The Putnam County murder retrial of Andrew Krivak was briefly halted Tuesday afternoon when a witness pointedly told jurors details about the case she knew they weren't supposed to hear.

Lisa Murphy, a prosecution witness, shouted out during cross examination about a $12 million settlement that Krivak's co-defendant Anthony DiPippo got from the county following his acquittal at a third trial in 2016 in the 1994 rape and murder of 12-year-old Josette Wright.

"And now if he wins he's going to get $12 million?" she asked while alternately facing jurors and defense lawyer Oscar Michelen in an apparent reference to Krivak. "You want to go there?"

Judge Robert Prisco ordered jurors out and for Murphy to wait in the hall while the stenographer read him back what he eventually referred to as Murphy's "rant." He sent District Attorney Robert Tendy out to remind Murphy what she was not to talk about.

Andrew Krivak heads back to court Jan. 31, 2023, following the lunch break in his murder trial in Putnam County
Andrew Krivak heads back to court Jan. 31, 2023, following the lunch break in his murder trial in Putnam County

Trial:Krivak retrial begins in 1997 murder of 12-year-old Putnam girl

Tendy returned, saying Murphy was "very sorry" and "will not do it again."

But after Michelen and his co-counsel Karen Newirth conferred, Newirth asked for a mistrial, saying there was no way to "unring the bell." She said Murphy's past volatility was known to the prosecution so that her outburst was foreseeable.
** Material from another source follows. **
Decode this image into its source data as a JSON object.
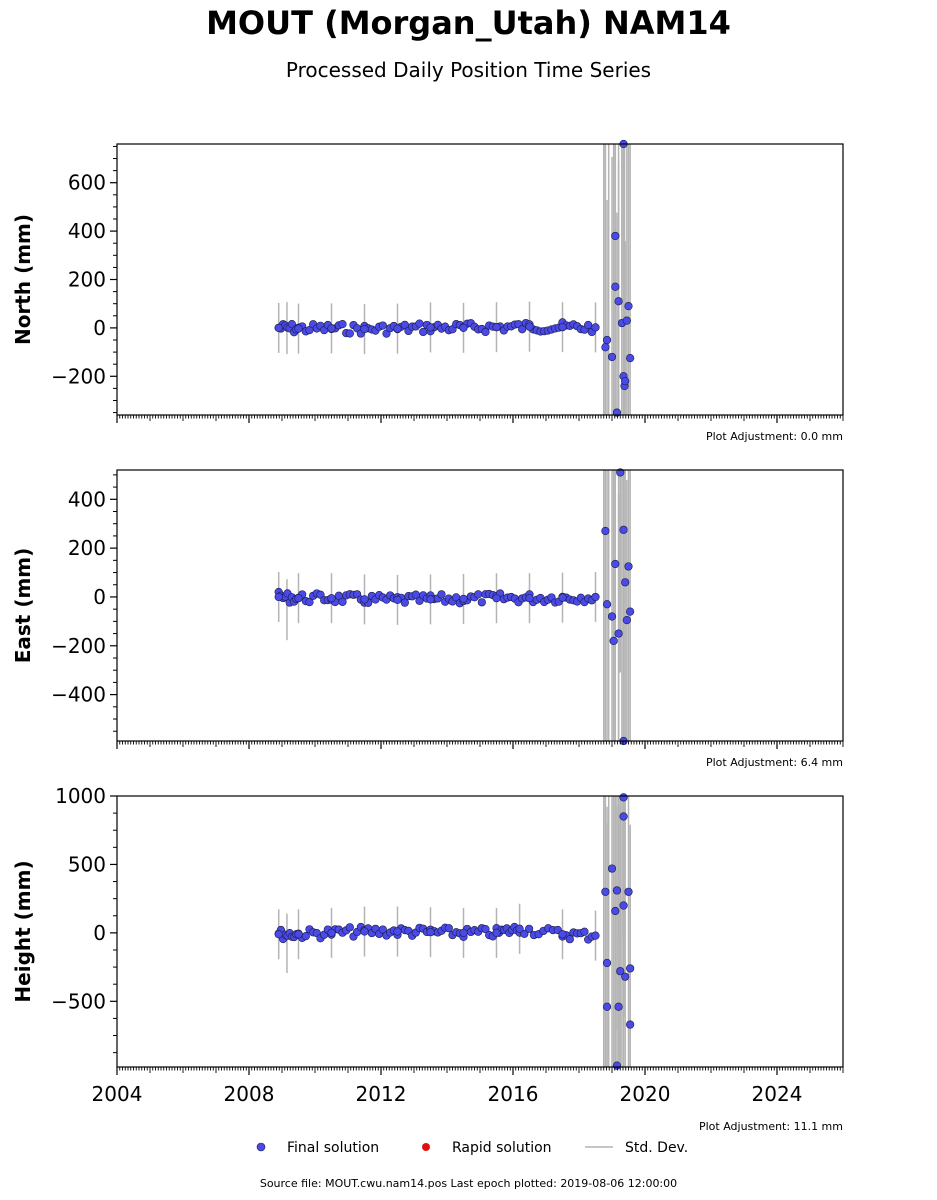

And jurors likely wouldn't think that most of the county settlement was paid by insurance, she said, so as county taxpayers they might fear that acquitting Krivak would cost them.
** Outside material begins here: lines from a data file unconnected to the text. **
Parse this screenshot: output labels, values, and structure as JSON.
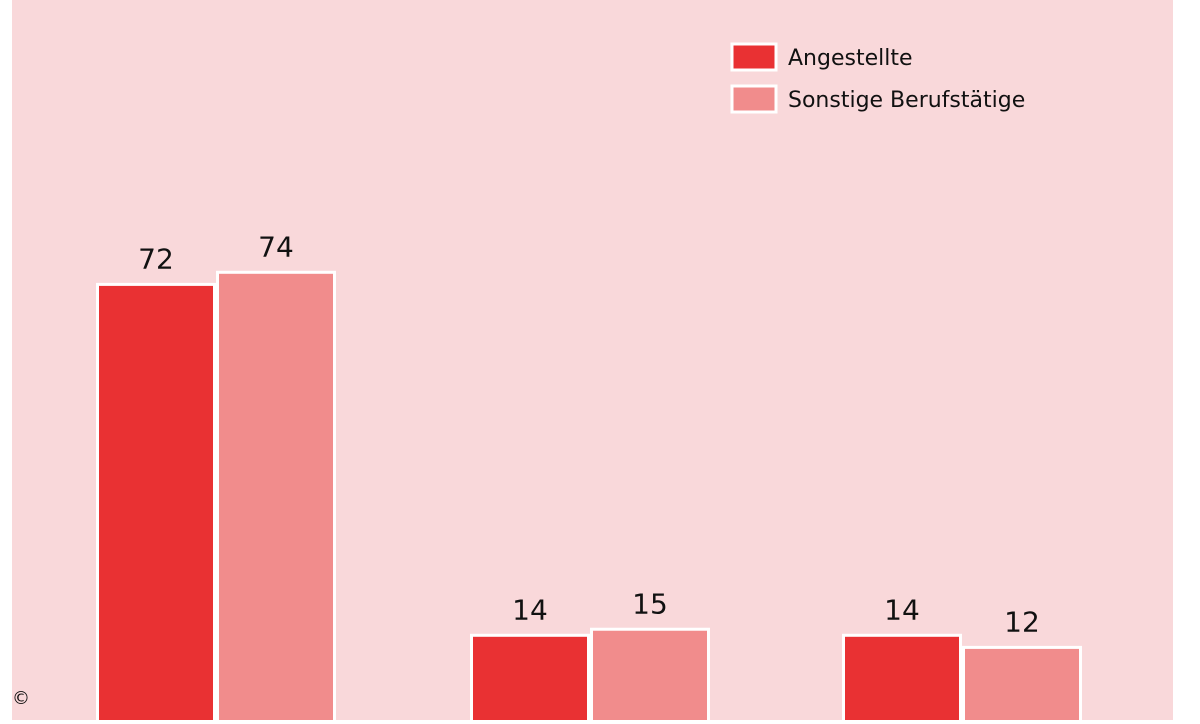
{
  "colors": {
    "page_background": "#ffffff",
    "plot_background": "#f9d8da",
    "series_1": "#e93133",
    "series_2": "#f18c8c",
    "bar_stroke": "#ffffff",
    "label_text": "#111111"
  },
  "copyright": "©",
  "chart_data": {
    "type": "bar",
    "categories": [
      "",
      "",
      ""
    ],
    "series": [
      {
        "name": "Angestellte",
        "values": [
          72,
          14,
          14
        ]
      },
      {
        "name": "Sonstige Berufstätige",
        "values": [
          74,
          15,
          12
        ]
      }
    ],
    "data_labels": true,
    "title": "",
    "xlabel": "",
    "ylabel": "",
    "ylim": [
      0,
      120
    ],
    "grid": false,
    "legend_position": "top-right"
  }
}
Prisco denied the motion and Michelen asked that, in the alternative, Murphy's entire testimony be stricken. "The message to send is: 'This person is ghosted. She was never here,'" he said. The judge denied that as well, telling jurors when they returned that Murphy's rant was unresponsive to any question, that he was striking it from the record and they shouldn't consider it all.

Why was Murphy called to testify?

Murphy was not an eyewitness to the killing and knew nothing about it when Putnam County Sheriff's investigators went to question her at the Orange County jail in the late summer of 1996, two months after Krivak and DiPippo were arrested.

But she was called to testify, as she was at Krivak's first trial in 1997, to detail a night in early October 1994 when she claimed to see Krivak, DiPippo, Josette, Denise Rose and two other teenage boys standing next to Krivak's brown van at a Citgo station on Route 52.

That was to bolster the testimony of Rose, who claims she and the two other teenagers were in the van when Krivak and DiPippo raped a tied-up and gagged Josette before dumping her lifeless body in the woods off Fields Lane in Patterson. Josette's skeletal remains were found there in November 1995.

The defense has long challenged Rose's account as the product of details fed her by investigators and their threats to charge her as an accessory to murder. The defense also contends that the brown van was inoperable in the fall of 1994 and that Rose and Murphy only identified the van after investigators showed them pictures of it.

Newirth in her argument for a mistrial said there was a reason those two women were the only ones testifying against Krivak, who spent nearly a quarter of a century in prison before his 1997 conviction was overturned: They were vulnerable drug addicts in the 1990s who were taken advantage of by the investigators.

What question did the outburst interrupt?

At the time of the outburst, Michelen was asking Murphy whether she had sought anything from the investigators when they urged her to be a "moral citizen."

But he quickly pivoted afterwards to a line of questioning meant to show that she wouldn't have been at the Citgo station with the boyfriend she named in October 1994.

Murphy had broken up with another boyfriend on her 18th birthday that July and the same night began dating DiPippo. They stayed together at motels, a trailer in Connecticut and eventually at an apartment in Brewster that DiPippo rented in November.

Murphy recounts relationship details

Despite previous testimony in a deposition in DiPippo's civil lawsuit that she had an exclusive relationship with DiPippo during that time and they spent every night together, Murphy claimed Tuesday that it was an "off and on" relationship and she wasn't certain about specific dates during that time.

When Michelen showed her receipts from motels and the November lease, she claimed DiPippo could have gone to the motels with someone else and that her name wasn't on the lease.

"All I know is I wasn't in a relationship with Anthony DiPippo the night I saw them," she said.

Her big outburst wasn't the only sign of tension during her testimony. She complained about Michelen badgering her about her extensive drug use, which started in the early 1990s and included cocaine, crack cocaine, LSD and eventually heroin. "I think we get the point. I am a drug addict. Can we move on?" she said.

Michelen and Newirth insisted they wouldn't have pressed the point if Tendy hadn't elicited from her that her drug use was only related to pain medication and didn't start until the late 1990s.